An airstair is a passenger staircase that is built in to an airliner - often, though not always, on the inside of the bottom half of a clamshell-style door. The stairs can be raised or lowered while the aircraft is on the ground, allowing passengers to board or depart the aircraft without the need for a mobile staircase or a jetway. Some piston-era airliners were equipped with airstairs, including the Martin 2-0-2, Martin 4-0-4, and versions of the Douglas DC-3 specially modified in the 1940s by Southwest Airways. Although uncommon on modern commercial airliners, most business jets are fitted with one, as were some of the early generation of jet airliners, such as the Boeing 727 and the Ilyushin Il-86, allowing them to operate from airfields with minimal support facilities.

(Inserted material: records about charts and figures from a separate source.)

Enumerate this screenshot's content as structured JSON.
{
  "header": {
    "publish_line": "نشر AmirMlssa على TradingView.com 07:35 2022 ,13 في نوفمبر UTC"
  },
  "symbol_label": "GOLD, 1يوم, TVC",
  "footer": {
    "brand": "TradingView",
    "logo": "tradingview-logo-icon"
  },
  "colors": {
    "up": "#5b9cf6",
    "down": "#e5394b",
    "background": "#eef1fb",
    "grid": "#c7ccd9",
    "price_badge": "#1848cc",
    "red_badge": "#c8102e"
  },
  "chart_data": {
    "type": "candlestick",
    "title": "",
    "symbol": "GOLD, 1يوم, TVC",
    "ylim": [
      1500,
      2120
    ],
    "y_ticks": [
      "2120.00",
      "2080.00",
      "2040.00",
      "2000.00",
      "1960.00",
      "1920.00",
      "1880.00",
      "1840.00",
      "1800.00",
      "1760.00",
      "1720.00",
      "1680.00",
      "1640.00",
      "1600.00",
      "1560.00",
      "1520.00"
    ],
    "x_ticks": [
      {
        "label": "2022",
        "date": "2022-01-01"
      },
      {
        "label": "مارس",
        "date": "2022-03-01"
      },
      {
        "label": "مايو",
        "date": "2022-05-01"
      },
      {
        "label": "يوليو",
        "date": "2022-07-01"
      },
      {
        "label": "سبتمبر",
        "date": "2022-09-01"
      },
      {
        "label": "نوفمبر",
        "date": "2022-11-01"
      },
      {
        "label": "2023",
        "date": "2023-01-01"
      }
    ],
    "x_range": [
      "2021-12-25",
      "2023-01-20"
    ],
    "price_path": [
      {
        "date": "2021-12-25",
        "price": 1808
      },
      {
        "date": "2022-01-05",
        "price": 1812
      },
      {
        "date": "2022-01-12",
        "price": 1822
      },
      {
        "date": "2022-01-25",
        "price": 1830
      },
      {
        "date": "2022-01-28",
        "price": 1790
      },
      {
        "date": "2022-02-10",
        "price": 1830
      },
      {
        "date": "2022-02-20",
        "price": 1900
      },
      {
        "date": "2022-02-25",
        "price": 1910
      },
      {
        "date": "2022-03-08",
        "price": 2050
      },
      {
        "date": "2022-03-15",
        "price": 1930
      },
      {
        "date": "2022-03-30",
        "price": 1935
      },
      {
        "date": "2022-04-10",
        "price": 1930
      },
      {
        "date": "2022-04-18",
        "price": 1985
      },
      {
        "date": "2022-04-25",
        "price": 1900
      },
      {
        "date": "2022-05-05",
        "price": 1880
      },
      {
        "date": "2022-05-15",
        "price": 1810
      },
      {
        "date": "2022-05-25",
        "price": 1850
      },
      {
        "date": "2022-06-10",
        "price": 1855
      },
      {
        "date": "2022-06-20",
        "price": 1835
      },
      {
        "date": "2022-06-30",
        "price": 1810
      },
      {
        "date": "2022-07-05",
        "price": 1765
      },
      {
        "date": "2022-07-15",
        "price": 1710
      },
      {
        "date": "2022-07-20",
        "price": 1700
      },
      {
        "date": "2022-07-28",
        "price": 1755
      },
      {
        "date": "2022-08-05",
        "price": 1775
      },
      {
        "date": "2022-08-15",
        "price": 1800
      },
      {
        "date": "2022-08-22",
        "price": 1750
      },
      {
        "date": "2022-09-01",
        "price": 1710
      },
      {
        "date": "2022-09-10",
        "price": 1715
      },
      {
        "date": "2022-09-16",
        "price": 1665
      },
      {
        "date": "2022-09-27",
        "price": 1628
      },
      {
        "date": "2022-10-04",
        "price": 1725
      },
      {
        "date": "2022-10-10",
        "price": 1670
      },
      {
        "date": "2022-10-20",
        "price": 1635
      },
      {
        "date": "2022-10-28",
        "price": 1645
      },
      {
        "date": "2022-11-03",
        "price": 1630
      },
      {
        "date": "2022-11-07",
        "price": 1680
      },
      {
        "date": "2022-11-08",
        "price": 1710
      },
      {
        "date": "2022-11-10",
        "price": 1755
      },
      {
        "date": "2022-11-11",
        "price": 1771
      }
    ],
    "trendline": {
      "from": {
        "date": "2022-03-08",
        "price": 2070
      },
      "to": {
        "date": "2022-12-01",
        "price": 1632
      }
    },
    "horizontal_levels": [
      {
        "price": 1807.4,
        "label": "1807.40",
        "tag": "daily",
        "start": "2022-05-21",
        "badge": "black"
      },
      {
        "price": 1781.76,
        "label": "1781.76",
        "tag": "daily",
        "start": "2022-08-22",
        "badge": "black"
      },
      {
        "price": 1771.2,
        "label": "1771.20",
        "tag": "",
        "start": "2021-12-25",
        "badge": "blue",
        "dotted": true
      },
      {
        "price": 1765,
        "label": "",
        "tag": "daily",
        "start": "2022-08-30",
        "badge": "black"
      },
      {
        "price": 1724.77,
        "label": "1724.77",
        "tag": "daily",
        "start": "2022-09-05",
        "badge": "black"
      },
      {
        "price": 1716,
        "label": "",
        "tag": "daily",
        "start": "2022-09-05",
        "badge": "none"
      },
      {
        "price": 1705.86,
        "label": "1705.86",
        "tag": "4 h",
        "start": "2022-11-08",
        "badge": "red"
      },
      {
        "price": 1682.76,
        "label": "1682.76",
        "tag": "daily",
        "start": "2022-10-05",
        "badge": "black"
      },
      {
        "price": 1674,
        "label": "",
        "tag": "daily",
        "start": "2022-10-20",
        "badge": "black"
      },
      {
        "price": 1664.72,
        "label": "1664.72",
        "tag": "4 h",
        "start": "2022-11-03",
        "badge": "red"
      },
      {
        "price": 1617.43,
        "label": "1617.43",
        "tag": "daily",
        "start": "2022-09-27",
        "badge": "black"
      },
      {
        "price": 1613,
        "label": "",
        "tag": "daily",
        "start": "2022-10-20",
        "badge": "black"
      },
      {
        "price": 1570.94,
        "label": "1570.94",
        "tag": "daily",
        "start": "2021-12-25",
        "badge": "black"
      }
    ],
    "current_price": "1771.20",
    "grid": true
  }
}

The most well-known airstair is probably that found in the rear underbelly of the Boeing 727. It was this airstair that obviously caught the eye of a man travelling under the name Dan Cooper, also known as D. B. Cooper. On November 24, 1971, he hijacked Northwest Orient Airlines Flight 305 flying from Portland, Oregon. With the $200,000.00 he extorted for the release of the passengers, he parachuted from the plane at low altitude after lowering the airstair on the aircraft, a feat most experts say would have been impossible to pull off successfully had he hijacked any other jet airliner and tried to exit the plane through one of the cabin doors. It is still debated today whether he was in fact successful, because neither he nor most of the money ever surfaced again.

Following the D. B. Cooper incident and two other similar cases, the Federal Aviation Administration required a device to be fitted to 727 airstairs preventing them from being opened in flight; this device came to be known as a Cooper Vane. Many airlines sealed it entirely.

The Airstair is also a special feature on the United States President's Air Force One Boeing 747.